Marine Le Pen plaide la cause de la LDJ

Le 1er août 2014, Marine Le Pen a cependant surpris par une position qui rompait avec l’apparente neutralité que son parti semblait cultiver. Ce jour-là, la présidente du FN a défendu la « Ligue de défense juive » (LDJ), déclarant que celle-ci était nécessaire parce qu’ « il y a un grand nombre de juifs qui se sentent en insécurité ». L’avant-veille, le 30 juillet, le ministre de l’Intérieur Bernard Cazeneuve avait annoncé une procédure visant à examiner une dissolution éventuelle de la LDJ.
Celle-ci est en effet un groupe violent qui a largement contribué à provoquer des incidents à proximité de synagogues à Paris 11e – rue de la Roquette, le 13 juillet dernier – ou à Sarcelles, le 19 juillet. Elle s’était rassemblée en ces lieux, en l’annonçant plusieurs jours à l’avance sur Facebook et Internet, cherchant à provoquer des altercations dans ou en marge de manifestations pro-palestiniennes. A cette occasion, la LDJ avait mobilisé plusieurs dizaines de militants et sympathisants armés de barres de fer et de battes de base-ball,

La LDJ, qui peut mobiliser environ 250 nervis en région parisienne, n’en était pas à son coup d’essai en matière de violence. En février 2007, son principal dirigeant, Antony Attal, et plusieurs de ses acolytes avaient ainsi agressé et blessé deux éboueurs de la ville de Paris, d’origine sénégalaise et mauritanienne, à l’aide de casques de moto et de pieds de table. Cette agression leur avait valu des peines de prison de plusieurs années. Le même Antony Attal avait participé, les 11 et 12 novembre 2006 au Bourget, à la « Convention présidentielle » de Jean-Marie Le Pen, événement organisé en vue de l’élection présidentielle d’avril 2007… auquel avait également participé le provocateur antisémite Dieudonné M’bala M’bala, qui n’est pourtant pas réputé être du même bord. L’extrême droite est souvent un nid de contradictions.

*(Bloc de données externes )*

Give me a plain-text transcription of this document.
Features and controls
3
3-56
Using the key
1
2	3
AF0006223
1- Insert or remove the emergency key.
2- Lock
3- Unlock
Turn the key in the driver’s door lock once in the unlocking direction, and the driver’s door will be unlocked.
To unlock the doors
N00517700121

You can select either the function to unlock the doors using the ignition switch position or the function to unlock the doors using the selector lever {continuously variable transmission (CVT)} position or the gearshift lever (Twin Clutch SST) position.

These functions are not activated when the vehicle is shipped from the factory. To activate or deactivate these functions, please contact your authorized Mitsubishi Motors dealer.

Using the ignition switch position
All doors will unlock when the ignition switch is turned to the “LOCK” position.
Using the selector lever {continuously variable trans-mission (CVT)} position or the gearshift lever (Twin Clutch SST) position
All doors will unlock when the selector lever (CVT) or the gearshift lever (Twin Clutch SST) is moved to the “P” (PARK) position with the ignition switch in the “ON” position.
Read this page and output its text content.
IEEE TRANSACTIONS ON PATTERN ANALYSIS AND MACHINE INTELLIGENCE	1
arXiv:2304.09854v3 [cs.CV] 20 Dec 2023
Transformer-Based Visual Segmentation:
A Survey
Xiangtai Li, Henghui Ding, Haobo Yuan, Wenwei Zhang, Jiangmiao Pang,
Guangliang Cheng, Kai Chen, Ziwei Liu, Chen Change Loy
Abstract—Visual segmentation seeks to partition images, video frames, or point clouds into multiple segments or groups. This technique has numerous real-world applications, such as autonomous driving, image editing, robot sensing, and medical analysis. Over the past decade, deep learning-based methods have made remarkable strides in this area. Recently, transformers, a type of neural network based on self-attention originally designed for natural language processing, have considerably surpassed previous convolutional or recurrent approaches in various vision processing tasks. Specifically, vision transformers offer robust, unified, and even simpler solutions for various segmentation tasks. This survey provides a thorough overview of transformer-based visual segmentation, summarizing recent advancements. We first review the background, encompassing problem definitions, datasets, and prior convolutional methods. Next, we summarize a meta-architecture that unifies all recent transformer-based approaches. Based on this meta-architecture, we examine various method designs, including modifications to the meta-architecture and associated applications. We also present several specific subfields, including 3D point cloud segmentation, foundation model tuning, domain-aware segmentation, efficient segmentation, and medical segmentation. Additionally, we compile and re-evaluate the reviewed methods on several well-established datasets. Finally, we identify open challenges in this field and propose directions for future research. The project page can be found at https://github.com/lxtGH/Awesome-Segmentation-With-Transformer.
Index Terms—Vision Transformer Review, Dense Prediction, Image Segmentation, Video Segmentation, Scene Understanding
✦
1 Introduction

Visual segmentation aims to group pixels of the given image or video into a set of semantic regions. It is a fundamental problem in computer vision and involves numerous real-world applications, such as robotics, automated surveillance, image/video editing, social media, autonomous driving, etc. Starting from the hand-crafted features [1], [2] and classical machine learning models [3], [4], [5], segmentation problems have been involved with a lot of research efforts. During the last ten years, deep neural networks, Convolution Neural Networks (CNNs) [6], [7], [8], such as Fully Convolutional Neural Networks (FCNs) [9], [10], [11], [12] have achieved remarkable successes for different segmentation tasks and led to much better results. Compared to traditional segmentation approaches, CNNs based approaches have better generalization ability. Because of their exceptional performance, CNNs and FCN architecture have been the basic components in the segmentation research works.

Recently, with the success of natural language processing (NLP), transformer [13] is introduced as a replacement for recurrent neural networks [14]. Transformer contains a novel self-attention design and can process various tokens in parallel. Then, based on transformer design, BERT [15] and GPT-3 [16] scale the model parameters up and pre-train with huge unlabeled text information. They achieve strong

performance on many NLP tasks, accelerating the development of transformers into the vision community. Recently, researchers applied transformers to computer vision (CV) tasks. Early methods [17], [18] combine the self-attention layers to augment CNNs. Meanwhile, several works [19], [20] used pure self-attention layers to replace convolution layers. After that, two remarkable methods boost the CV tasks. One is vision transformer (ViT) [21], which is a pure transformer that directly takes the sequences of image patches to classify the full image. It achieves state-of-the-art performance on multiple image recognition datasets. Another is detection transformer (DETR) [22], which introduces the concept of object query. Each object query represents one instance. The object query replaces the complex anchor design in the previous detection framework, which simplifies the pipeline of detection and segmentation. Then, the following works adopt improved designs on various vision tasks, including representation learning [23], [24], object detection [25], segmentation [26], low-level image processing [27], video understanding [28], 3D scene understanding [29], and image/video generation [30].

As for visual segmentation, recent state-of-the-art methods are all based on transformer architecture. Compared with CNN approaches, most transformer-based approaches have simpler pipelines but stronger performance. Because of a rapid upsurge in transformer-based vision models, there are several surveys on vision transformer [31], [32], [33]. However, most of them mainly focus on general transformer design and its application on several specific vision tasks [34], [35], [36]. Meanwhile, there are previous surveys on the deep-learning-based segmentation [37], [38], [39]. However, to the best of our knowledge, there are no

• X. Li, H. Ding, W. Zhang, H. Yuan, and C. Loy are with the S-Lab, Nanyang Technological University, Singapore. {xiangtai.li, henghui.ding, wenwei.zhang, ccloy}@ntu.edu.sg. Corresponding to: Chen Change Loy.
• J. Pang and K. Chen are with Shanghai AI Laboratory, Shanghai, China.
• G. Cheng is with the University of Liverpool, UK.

Un extrémisme juif, proche de l’extrême droite

La LDJ n’a pas d’existence légale et ne dispose pas de structures formelles en France. Mais elle s’y est implantée de fait au début des années 2000, en réaction aux mobilisations et débats qui se déroulaient au moment de la « Seconde Intifada ». Elle est la filiale française d’une petite Internationale raciste, dont le principal groupe est d’abord constitué par la « Jewish Defence League », JDL (dont le nom est identique à celui de la LDJ en français), fondé en 1968 à New York.
Son principal fondateur et dirigeant, le rabbin Meir Kahane, né en 1932 a été tué lors d’un attentat en 1990 à New York. Les premières activités de la JDL visaient à combattre le mouvement d’émancipation noir, et à créer des centres d’entraînement (notamment au judo) dans tous les quartiers de New York afin de se préparer au combat contre les militant-e-s du mouvement noir. Dans une vision relevant de ce qu’on pourrait qualifier de « concurrence victimaire » ou de tentative de monopolisation de la souffrance historique, les racistes qui dirigeaient la JDL voyaient l’émancipation des Afro-Américains d’un mauvais œil : ils et elles se réclamaient d’une qualité de victimes d’un Crime contre l’Humanité - l’esclavage - et d’un racisme séculaire, qualité dont la JDL estimait qu’elle devait être exclusivement réservée aux victimes de l’antisémitisme et de la Shoah. (Par la suite, il est vrai que pour des raisons quasiment symétriques, certains activistes noirs ont à leur tour sombré dans des ressentiments antijuifs voire dans une idéologie antisémite, à l’instar de Louis Farrakhan, leader du mouvement nord-américain « Nation of islam ».)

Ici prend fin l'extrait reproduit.